Un récent décret offre aux chaînes de télévision la possibilité de diffuser des publicités différentes selon les téléspectateurs visés, répondant ainsi à la demande des éditeurs français de lutter à armes égales avec les géants du numérique. Ce marché publicitaire s’est en effet contracté de 17% entre 2000 et 2017. La Cnil n’a pas à se prononcer sur le modèle en vigueur, le régulateur du secteur étant le CSA. Mais la publicité ciblée impliquant à terme une perte d’anonymat pour le téléspectateur, elle demeurera vigilante sur le traitement des données par toute la chaîne publicitaire. Dans le respect du RGPD, l’utilisateur devra être informé de la finalité de la collecte de données et des destinataires de celles-ci. Il devra par ailleurs consentir aux traitements les plus intrusifs et pouvoir retirer son consentement. Une question centrale est également liée au partage de la valeur des données entre ceux qui les collectent, les opérateurs,

et ceux qui les utilisent, les éditeurs. Si la Cnil n’a pas vocation à participer à ce débat, elle veillera à ce que les droits des téléspectateurs soient respectés.

Autre sujet, celui des assistants vocaux. Vous venez de publier un livre blanc. Quels en sont les objectifs ?

Il explore les enjeux éthiques, techniques et juridiques de ces assistants. La voix devient une nouvelle interface d’échange avec des systèmes informatiques de plus en plus nombreux. Or, elle est porteuse d’informations relatives à l’âge, aux origines, au sexe, à l’état émotionnel… Cette tendance appelle donc des réponses pour comprendre comment sont traitées les données, pour quels objectifs, mais aussi avec quel niveau d’information pour l’utilisateur, d’autant que ces interfaces sont souvent conçues pour être quasi invisibles en minimisant les interactions avec ce dernier. Il faut, là encore, débattre, non pas d’un modèle économique, mais d’un modèle de société qui doit faire l’objet d’échanges éclairés.

Pour conclure, par quels grands postulats pensez-vous que le sujet de la protection de la donnée personnelle passera dans les prochaines années ?

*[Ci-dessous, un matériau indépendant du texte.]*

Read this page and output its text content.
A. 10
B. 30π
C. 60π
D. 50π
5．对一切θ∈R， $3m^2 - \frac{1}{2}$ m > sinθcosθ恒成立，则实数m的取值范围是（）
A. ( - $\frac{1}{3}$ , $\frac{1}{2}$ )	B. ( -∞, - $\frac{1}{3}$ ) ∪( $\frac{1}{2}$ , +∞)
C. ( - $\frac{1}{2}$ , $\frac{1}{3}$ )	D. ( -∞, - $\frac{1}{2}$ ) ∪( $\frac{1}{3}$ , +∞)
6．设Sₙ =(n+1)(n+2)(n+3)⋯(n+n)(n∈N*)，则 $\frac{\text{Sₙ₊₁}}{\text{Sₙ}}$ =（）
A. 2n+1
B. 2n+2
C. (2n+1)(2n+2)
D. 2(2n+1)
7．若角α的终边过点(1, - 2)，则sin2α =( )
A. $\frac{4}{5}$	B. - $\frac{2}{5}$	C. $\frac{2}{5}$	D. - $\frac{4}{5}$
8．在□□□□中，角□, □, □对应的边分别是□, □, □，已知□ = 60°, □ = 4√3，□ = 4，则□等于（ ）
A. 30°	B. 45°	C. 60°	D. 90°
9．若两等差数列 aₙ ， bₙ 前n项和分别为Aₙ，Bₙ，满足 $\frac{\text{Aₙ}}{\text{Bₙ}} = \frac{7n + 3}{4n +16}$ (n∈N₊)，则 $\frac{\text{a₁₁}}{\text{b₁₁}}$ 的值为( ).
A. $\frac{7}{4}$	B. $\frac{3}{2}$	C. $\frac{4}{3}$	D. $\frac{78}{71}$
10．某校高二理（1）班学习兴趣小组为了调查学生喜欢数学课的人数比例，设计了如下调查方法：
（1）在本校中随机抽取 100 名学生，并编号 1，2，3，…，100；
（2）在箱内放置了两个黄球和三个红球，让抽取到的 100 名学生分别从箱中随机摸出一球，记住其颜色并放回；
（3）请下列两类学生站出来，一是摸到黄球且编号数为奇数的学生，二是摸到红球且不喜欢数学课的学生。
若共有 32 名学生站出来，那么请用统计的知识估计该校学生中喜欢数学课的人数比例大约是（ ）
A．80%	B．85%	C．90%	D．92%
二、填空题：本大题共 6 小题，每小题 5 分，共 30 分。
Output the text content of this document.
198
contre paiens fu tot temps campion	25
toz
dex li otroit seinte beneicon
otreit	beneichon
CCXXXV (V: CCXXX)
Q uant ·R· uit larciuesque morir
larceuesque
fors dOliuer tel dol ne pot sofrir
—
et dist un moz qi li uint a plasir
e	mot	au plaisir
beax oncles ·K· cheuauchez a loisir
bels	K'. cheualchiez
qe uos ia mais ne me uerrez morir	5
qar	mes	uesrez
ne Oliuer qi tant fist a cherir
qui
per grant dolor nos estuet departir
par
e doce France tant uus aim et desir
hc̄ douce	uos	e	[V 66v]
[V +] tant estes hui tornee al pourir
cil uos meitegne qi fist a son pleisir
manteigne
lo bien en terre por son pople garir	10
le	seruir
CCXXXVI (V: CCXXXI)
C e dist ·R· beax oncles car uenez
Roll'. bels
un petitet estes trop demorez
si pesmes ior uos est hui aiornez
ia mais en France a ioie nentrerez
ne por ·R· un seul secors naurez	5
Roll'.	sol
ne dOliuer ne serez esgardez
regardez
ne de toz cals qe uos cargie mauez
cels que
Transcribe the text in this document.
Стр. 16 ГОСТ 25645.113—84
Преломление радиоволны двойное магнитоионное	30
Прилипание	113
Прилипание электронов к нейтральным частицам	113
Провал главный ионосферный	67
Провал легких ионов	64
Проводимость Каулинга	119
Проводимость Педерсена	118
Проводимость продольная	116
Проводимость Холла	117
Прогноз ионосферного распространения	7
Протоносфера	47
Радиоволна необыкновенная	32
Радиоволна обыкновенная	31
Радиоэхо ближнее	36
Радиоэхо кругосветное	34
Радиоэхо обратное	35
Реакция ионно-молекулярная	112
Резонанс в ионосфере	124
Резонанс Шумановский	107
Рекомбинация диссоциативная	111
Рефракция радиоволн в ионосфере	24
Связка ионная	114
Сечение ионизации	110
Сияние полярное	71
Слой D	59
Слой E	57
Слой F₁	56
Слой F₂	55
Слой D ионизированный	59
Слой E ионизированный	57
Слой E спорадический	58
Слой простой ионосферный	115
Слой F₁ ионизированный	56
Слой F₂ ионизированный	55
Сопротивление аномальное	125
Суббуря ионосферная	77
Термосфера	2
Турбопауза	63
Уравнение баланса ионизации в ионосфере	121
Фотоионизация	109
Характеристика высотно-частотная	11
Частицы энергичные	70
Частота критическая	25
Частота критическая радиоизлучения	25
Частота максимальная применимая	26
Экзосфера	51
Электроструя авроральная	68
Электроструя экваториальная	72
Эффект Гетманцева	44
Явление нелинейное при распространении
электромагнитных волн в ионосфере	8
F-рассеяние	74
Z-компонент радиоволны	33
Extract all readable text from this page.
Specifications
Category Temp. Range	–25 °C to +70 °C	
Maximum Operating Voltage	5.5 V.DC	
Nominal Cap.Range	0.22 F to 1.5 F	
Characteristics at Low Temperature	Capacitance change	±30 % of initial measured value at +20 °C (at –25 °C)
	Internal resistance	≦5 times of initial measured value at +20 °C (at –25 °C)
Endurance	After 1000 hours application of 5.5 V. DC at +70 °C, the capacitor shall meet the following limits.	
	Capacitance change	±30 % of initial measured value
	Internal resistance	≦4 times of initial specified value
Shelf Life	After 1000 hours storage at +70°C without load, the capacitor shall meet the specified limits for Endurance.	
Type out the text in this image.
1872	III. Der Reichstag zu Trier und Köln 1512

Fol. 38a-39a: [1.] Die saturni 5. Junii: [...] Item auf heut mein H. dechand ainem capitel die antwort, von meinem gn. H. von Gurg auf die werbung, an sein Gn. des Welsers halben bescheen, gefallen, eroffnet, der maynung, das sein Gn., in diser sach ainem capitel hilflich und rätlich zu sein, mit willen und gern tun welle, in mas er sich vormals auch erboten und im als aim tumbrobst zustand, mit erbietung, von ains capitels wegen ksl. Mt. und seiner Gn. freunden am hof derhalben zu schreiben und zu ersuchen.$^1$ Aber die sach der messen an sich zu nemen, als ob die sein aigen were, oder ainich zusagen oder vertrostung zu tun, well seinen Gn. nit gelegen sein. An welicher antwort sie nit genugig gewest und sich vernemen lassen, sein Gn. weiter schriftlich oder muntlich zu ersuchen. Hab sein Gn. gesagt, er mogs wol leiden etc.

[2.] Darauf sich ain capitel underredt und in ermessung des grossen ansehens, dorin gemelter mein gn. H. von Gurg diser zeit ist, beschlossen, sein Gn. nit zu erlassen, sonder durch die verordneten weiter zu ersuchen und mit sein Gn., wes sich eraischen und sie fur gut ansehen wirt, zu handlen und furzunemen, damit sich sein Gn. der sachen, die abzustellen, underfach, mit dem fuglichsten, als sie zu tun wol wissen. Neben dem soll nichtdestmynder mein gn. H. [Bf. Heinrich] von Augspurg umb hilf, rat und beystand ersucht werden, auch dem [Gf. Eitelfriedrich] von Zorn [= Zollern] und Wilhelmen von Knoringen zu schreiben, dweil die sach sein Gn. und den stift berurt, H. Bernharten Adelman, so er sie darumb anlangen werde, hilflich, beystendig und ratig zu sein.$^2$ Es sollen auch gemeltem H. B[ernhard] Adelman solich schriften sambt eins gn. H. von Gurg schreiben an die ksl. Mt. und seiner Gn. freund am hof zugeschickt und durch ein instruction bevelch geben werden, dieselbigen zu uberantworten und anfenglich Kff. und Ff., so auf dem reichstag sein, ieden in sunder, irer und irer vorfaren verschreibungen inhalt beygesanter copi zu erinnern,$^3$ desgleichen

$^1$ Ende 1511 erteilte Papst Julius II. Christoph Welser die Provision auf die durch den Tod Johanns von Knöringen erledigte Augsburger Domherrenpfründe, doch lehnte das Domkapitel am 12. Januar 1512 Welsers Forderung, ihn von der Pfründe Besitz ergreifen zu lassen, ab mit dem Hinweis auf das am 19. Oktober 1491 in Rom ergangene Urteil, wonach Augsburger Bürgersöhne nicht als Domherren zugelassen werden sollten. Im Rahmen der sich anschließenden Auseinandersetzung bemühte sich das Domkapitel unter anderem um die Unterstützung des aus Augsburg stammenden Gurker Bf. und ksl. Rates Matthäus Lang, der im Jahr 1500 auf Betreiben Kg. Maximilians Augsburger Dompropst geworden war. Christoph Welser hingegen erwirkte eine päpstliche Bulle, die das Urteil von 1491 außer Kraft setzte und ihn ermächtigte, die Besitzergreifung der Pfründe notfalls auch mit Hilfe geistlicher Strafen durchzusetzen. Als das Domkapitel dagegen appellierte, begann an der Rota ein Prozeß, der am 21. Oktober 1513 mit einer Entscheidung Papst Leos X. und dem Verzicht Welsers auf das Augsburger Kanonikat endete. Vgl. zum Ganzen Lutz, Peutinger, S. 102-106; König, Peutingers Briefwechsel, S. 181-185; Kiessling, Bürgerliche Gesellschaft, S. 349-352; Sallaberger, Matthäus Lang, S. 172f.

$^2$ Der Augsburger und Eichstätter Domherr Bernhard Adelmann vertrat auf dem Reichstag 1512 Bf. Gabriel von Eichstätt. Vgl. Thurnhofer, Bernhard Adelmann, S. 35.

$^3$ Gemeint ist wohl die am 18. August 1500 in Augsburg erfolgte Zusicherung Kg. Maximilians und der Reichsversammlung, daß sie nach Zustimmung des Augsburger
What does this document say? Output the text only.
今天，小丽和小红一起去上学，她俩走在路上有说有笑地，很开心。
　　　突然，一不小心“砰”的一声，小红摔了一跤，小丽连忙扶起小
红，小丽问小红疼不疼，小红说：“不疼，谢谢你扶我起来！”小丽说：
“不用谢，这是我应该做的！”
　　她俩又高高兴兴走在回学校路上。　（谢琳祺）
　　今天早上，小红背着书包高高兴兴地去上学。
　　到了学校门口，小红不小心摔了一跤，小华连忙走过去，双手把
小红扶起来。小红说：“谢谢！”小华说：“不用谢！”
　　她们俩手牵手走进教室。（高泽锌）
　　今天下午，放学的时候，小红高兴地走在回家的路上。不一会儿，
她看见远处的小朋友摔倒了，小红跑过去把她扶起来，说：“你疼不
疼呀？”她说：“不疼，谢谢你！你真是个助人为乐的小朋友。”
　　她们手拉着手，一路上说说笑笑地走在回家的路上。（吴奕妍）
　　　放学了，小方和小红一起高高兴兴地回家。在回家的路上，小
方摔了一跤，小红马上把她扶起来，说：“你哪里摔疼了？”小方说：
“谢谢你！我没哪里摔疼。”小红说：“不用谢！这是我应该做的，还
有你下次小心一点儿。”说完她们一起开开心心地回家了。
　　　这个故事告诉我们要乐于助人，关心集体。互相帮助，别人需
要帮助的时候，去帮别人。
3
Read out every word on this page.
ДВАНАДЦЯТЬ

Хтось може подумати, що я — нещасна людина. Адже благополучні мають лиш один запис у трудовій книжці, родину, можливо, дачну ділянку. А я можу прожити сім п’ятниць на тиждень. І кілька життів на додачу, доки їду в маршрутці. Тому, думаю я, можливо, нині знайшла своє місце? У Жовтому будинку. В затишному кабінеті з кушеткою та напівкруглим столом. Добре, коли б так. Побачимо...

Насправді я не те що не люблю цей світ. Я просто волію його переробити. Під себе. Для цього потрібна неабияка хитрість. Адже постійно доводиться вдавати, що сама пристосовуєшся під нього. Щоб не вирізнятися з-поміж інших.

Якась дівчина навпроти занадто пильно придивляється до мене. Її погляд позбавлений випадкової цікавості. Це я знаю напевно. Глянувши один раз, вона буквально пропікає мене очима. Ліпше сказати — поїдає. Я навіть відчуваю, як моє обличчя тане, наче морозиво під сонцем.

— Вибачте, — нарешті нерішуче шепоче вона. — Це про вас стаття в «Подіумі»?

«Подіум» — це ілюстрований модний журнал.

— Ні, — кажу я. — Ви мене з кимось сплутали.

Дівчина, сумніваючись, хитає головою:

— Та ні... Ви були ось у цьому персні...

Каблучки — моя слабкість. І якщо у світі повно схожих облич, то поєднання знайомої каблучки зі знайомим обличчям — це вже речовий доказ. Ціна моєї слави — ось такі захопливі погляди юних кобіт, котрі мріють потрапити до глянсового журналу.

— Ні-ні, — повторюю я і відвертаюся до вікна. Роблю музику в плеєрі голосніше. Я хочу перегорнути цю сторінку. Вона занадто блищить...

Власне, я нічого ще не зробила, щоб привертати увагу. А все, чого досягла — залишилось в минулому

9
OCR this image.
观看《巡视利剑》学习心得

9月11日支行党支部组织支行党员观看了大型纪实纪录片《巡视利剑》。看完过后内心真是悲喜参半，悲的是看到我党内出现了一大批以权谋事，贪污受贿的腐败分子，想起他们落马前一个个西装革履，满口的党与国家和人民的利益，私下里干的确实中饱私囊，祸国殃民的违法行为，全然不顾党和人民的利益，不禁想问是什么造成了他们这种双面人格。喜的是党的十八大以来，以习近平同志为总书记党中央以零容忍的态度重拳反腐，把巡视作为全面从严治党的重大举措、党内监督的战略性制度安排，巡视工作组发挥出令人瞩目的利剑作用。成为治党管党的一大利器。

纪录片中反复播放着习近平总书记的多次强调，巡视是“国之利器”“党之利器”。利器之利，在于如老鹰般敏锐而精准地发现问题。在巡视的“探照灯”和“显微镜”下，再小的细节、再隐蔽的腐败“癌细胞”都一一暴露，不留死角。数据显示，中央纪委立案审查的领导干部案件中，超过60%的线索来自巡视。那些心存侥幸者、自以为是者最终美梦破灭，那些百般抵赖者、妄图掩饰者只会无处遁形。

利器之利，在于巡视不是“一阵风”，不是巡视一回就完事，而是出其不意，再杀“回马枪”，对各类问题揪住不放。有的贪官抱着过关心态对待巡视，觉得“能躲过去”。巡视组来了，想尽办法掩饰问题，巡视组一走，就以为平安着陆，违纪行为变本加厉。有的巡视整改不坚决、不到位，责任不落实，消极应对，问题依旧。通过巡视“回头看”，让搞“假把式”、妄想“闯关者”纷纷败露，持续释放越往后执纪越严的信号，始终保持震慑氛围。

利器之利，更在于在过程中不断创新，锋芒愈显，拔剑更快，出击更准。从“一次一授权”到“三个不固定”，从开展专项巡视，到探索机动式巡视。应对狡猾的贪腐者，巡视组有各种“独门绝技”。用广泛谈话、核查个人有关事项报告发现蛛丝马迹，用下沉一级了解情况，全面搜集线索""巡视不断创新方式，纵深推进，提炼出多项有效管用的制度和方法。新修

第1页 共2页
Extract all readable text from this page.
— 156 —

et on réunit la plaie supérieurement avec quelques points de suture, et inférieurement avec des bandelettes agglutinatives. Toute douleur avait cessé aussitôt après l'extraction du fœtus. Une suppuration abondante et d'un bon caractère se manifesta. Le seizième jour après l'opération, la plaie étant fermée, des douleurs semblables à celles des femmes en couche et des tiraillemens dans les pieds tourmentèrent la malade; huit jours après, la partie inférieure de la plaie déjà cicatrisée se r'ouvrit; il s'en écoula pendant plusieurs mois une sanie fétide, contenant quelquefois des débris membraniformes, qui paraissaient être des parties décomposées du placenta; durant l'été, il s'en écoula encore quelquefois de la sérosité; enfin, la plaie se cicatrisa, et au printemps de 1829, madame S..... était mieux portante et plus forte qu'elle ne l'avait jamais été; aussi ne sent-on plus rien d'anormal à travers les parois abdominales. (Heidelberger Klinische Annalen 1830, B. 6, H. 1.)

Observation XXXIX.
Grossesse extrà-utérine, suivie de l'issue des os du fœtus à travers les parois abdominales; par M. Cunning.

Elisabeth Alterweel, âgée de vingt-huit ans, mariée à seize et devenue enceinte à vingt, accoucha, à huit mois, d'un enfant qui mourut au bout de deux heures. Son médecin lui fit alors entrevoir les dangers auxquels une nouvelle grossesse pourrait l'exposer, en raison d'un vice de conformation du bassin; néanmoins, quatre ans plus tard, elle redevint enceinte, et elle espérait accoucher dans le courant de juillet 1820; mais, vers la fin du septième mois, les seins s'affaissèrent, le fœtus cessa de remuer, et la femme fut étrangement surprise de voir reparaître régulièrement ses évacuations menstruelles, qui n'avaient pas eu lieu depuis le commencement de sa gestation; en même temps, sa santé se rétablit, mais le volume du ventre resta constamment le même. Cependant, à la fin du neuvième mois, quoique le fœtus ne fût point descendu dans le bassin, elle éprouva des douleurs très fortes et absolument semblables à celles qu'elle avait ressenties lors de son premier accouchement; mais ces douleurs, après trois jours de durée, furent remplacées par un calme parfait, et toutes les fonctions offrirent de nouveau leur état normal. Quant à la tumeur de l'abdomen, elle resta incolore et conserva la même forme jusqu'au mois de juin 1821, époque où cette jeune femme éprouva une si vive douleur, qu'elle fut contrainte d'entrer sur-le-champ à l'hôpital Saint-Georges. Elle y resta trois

Nous ressentons fortement une aspiration des internautes à plus de transparence et de compréhension pour contrôler leurs données. Études, sondages et augmentation des plaintes le prouvent. La mise en conformité au RGPD dépasse dès lors l’enjeu juridique pour devenir une valeur commerciale, avec un réel intérêt stratégique à entretenir son patrimoine informationnel dans les règles de l’art. Les entreprises qui font ce choix peuvent tirer parti d’un avantage concurrentiel, à l’inverse de celles qui prennent un risque de réputation via un traitement qui n’est pas assez sécurisé. Au-delà du respect du droit, le développement durable de l’économie numérique reposera sur cette valeur de confiance de ses utilisateurs.